Challenges we ran into
We want to have a simple UI/UX so that anyone can use it. However, we don't want to sacrifice the most basic blockchain idea because each user must have their own wallet and private key. We built a wallet on our backend and exposed it to users through a simple concept, a wallet password.
This is easier said than done. The solution is that our backend will need to store users' private keys. But we don't want it to be seen or used by anyone except the key owner. We should also make it secure so that even if we get hacked, the hacker cannot retrieve the original private keys. In this case, even we, the creator of the system, cannot know about the private keys. I think this is the most challenging and interesting problem that we have solved.
The mechanism is reflected in our code on Github, but here is a short description of what we did to achieve this:
- We have a master and very complex password.
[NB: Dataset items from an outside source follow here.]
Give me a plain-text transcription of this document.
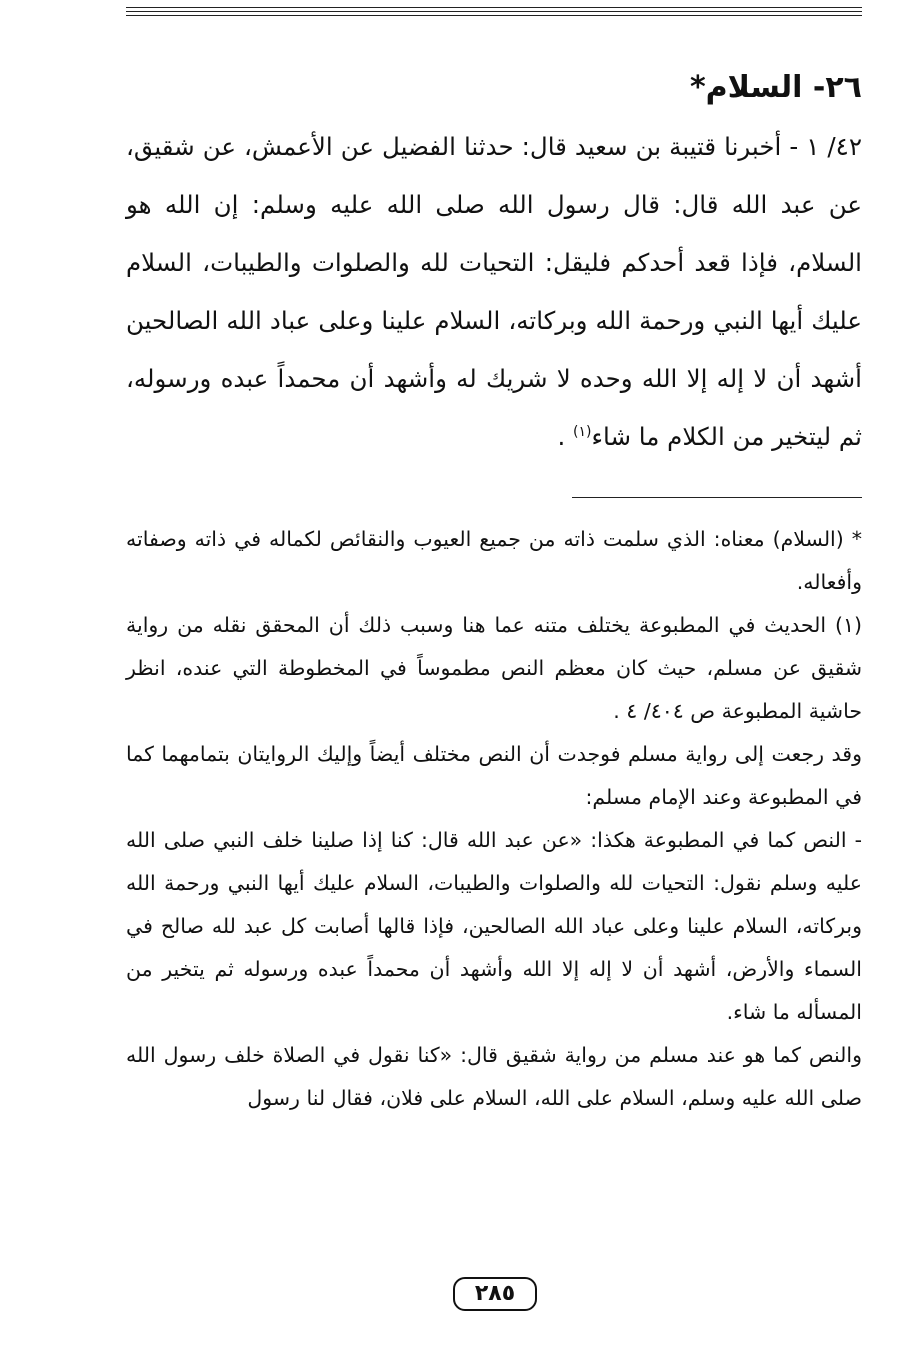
٢٦- السلام*

٤٢/ ١ - أخبرنا قتيبة بن سعيد قال: حدثنا الفضيل عن الأعمش، عن شقيق، عن عبد الله قال: قال رسول الله صلى الله عليه وسلم: إن الله هو السلام، فإذا قعد أحدكم فليقل: التحيات لله والصلوات والطيبات، السلام عليك أيها النبي ورحمة الله وبركاته، السلام علينا وعلى عباد الله الصالحين أشهد أن لا إله إلا الله وحده لا شريك له وأشهد أن محمداً عبده ورسوله، ثم ليتخير من الكلام ما شاء$^{(١)}$ .

* (السلام) معناه: الذي سلمت ذاته من جميع العيوب والنقائص لكماله في ذاته وصفاته وأفعاله.

(١) الحديث في المطبوعة يختلف متنه عما هنا وسبب ذلك أن المحقق نقله من رواية شقيق عن مسلم، حيث كان معظم النص مطموساً في المخطوطة التي عنده، انظر حاشية المطبوعة ص ٤٠٤/ ٤ .

وقد رجعت إلى رواية مسلم فوجدت أن النص مختلف أيضاً وإليك الروايتان بتمامهما كما في المطبوعة وعند الإمام مسلم:

- النص كما في المطبوعة هكذا: «عن عبد الله قال: كنا إذا صلينا خلف النبي صلى الله عليه وسلم نقول: التحيات لله والصلوات والطيبات، السلام عليك أيها النبي ورحمة الله وبركاته، السلام علينا وعلى عباد الله الصالحين، فإذا قالها أصابت كل عبد لله صالح في السماء والأرض، أشهد أن لا إله إلا الله وأشهد أن محمداً عبده ورسوله ثم يتخير من المسأله ما شاء.

والنص كما هو عند مسلم من رواية شقيق قال: «كنا نقول في الصلاة خلف رسول الله صلى الله عليه وسلم، السلام على الله، السلام على فلان، فقال لنا رسول

٢٨٥
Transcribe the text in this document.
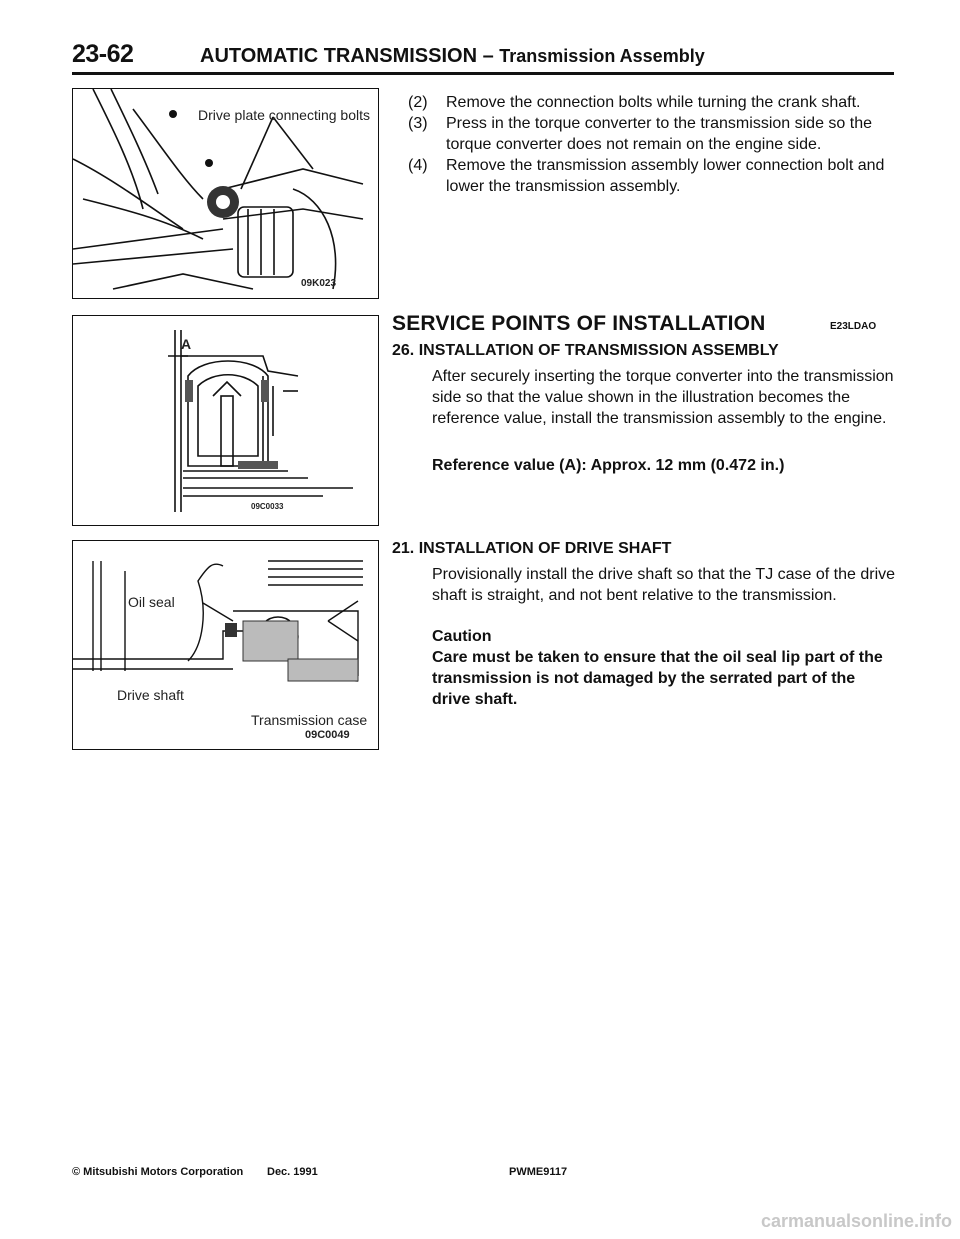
23-62	AUTOMATIC TRANSMISSION – Transmission Assembly
Drive plate connecting bolts
09K023
A
09C0033
Oil seal
Drive shaft
Transmission case
09C0049

(2) Remove the connection bolts while turning the crank shaft.

(3) Press in the torque converter to the transmission side so the torque converter does not remain on the engine side.

(4) Remove the transmission assembly lower connection bolt and lower the transmission assembly.

SERVICE POINTS OF INSTALLATION	E23LDAO
26. INSTALLATION OF TRANSMISSION ASSEMBLY
After securely inserting the torque converter into the transmission side so that the value shown in the illustration becomes the reference value, install the transmission assembly to the engine.
Reference value (A): Approx. 12 mm (0.472 in.)
21. INSTALLATION OF DRIVE SHAFT
Provisionally install the drive shaft so that the TJ case of the drive shaft is straight, and not bent relative to the transmission.
Caution
Care must be taken to ensure that the oil seal lip part of the transmission is not damaged by the serrated part of the drive shaft.
© Mitsubishi Motors Corporation Dec. 1991	PWME9117
carmanualsonline.info
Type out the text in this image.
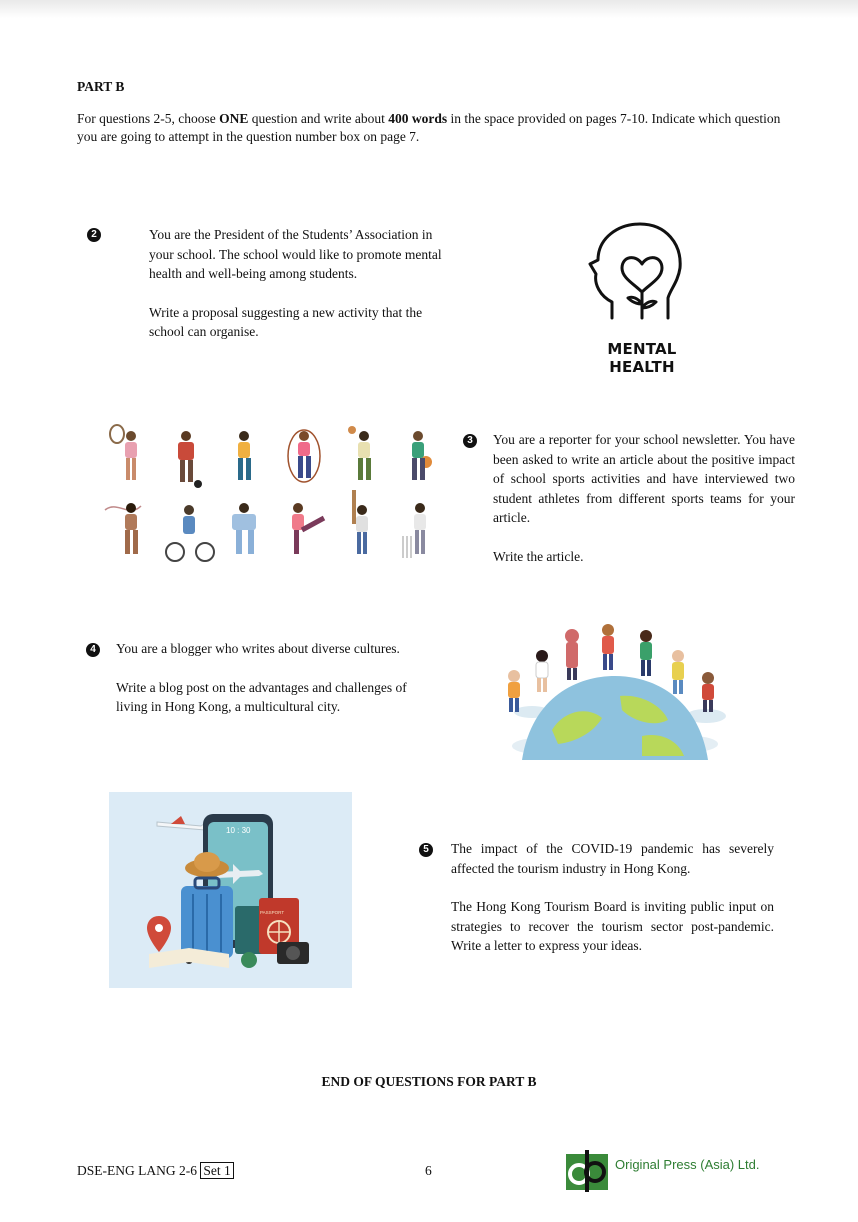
PART B
For questions 2-5, choose ONE question and write about 400 words in the space provided on pages 7-10. Indicate which question you are going to attempt in the question number box on page 7.
2	You are the President of the Students’ Association in your school. The school would like to promote mental health and well-being among students.

Write a proposal suggesting a new activity that the school can organise.

MENTAL HEALTH
3	You are a reporter for your school newsletter. You have been asked to write an article about the positive impact of school sports activities and have interviewed two student athletes from different sports teams for your article.

Write the article.

4	You are a blogger who writes about diverse cultures.

Write a blog post on the advantages and challenges of living in Hong Kong, a multicultural city.

10 : 30
PASSPORT
5	The impact of the COVID-19 pandemic has severely affected the tourism industry in Hong Kong.

The Hong Kong Tourism Board is inviting public input on strategies to recover the tourism sector post-pandemic. Write a letter to express your ideas.

END OF QUESTIONS FOR PART B
DSE-ENG LANG 2-6 Set 1	6	Original Press (Asia) Ltd.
Let's call it P1.
- Each user will have their own password. Let's call it P2.
- During user registration, a private key is generated for the user. We use the public key of this private key to register this user with EOSIO.
- The private key is encrypted using the AES algorithm, using the hash of the combination of P1 and P2.
- The user's password P2 is NEVER stored in our system.
With this mechanism, we assure that an attacker can only decrypt our users' private keys if he can achieve all the following conditions:
- Access to the encrypted private key by hacking into our system.
- Access to the system master password by hacking into our system.
- Access to the user's password by hacking/social engineering.
Even we, the system owner, cannot decrypt users' keys.
Accomplishments that we're proud of
We've built an MVP social network that integrates perfectly with EOSIO and the dGoods NFT contract. It allows our users to build their content and earn profit from them. This simple rewards mechanism will attract our users to stay with the platform and produce great content.
And thanks to the PoS mechanism, our users don't have to pay the high gas price they have with other competitors.
What we learned
This is the first time I built an end-to-end product using blockchain technology. It helps me understand the internal mechanism of blockchain, on top of all the concepts I've learned so far.
This is also the first time I have a chance to work on Firebase Firestore, Cloud Functions to quickly set up a full-featured backend for my mobile app. I consider this is the first step toward building more apps, consider how easy it is now for developers to implement their ideas.
What's next for NFT Social Network
I'm looking forward to bring this social network onto the EOS main network. It will require some changes and I hope I can get support from EOS to keep the UI flow simple (or even simpler).